Wednesday, January 31, 2018

McGreal on The Sentencing Guidelines' Effect on Fiduciary Duties

Paul E. McGreal (Creighton University) has posted Caremark in the Arc of Compliance History: Evolution of a Corporate Director's Fiduciary Duty to Oversee Compliance with the Law (Temple Law Review, Vol. 90, No. 1, 2018) on SSRN. Here is the abstract:
In the compliance and ethics field, In re Caremark International Incorporated Derivative Litigation is one of the few judicial decisions that professionals will know by name. In 1996, the Delaware Chancery Court’s Caremark decision was the first to recognize a director’s fiduciary duty to oversee a corporation’s compliance and ethics program, which instantly raised the visibility and urgency of compliance and ethics in the boardroom. And even though this duty was later confirmed by the Delaware Supreme Court in a case by another name, the compliance and ethics community still refers to the “Caremark duty” due to the original decision’s path-breaking analysis and impact. 

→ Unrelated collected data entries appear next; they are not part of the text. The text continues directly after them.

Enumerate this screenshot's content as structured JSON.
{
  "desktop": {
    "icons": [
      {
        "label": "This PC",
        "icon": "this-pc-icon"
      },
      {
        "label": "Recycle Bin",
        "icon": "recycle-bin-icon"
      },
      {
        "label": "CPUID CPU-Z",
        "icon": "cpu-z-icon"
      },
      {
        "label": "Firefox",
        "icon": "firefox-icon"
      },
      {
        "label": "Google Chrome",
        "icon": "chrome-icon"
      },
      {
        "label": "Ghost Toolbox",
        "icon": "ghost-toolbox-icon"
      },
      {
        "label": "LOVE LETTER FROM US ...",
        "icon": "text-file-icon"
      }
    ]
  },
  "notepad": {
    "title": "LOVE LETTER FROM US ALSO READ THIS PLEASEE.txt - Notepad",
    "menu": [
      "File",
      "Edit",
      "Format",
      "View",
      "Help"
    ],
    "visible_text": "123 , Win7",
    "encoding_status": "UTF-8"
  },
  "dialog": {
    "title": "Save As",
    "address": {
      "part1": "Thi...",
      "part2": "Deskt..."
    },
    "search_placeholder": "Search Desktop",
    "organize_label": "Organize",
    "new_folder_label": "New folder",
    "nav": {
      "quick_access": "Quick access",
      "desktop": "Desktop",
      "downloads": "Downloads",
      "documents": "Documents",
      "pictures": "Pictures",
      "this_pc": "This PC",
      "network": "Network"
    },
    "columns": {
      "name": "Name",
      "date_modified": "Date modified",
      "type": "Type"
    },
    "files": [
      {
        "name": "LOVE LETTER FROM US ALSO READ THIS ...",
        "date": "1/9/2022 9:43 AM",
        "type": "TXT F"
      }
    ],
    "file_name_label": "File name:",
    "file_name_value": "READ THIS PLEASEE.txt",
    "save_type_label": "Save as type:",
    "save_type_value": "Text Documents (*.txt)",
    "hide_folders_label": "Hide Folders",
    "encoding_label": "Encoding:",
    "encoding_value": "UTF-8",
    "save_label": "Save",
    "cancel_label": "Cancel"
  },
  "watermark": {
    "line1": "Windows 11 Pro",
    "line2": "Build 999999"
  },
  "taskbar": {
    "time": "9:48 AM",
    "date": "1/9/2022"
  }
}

Two decades later, we can ask where Caremark falls within the ongoing history of compliance and ethics. This article does so by describing the parallel evolutions of the Caremark duty and another compliance and ethics landmark – the 1991 United States Sentencing Guidelines for organizations that provided sentencing leniency for organizations with an effective compliance and ethics program.
These two histories converge at an important point that gives us the Caremark decision. That is, the 1991 Sentencing Guidelines influenced the 1996 Chancery Court decision to recognize the Caremark duty. Over the following twenty years, the histories then diverge: subsequent amendments to the Sentencing Guidelines develop a robust account of director responsibilities, while Delaware case law stalls, leaving the Caremark duty as largely symbolic.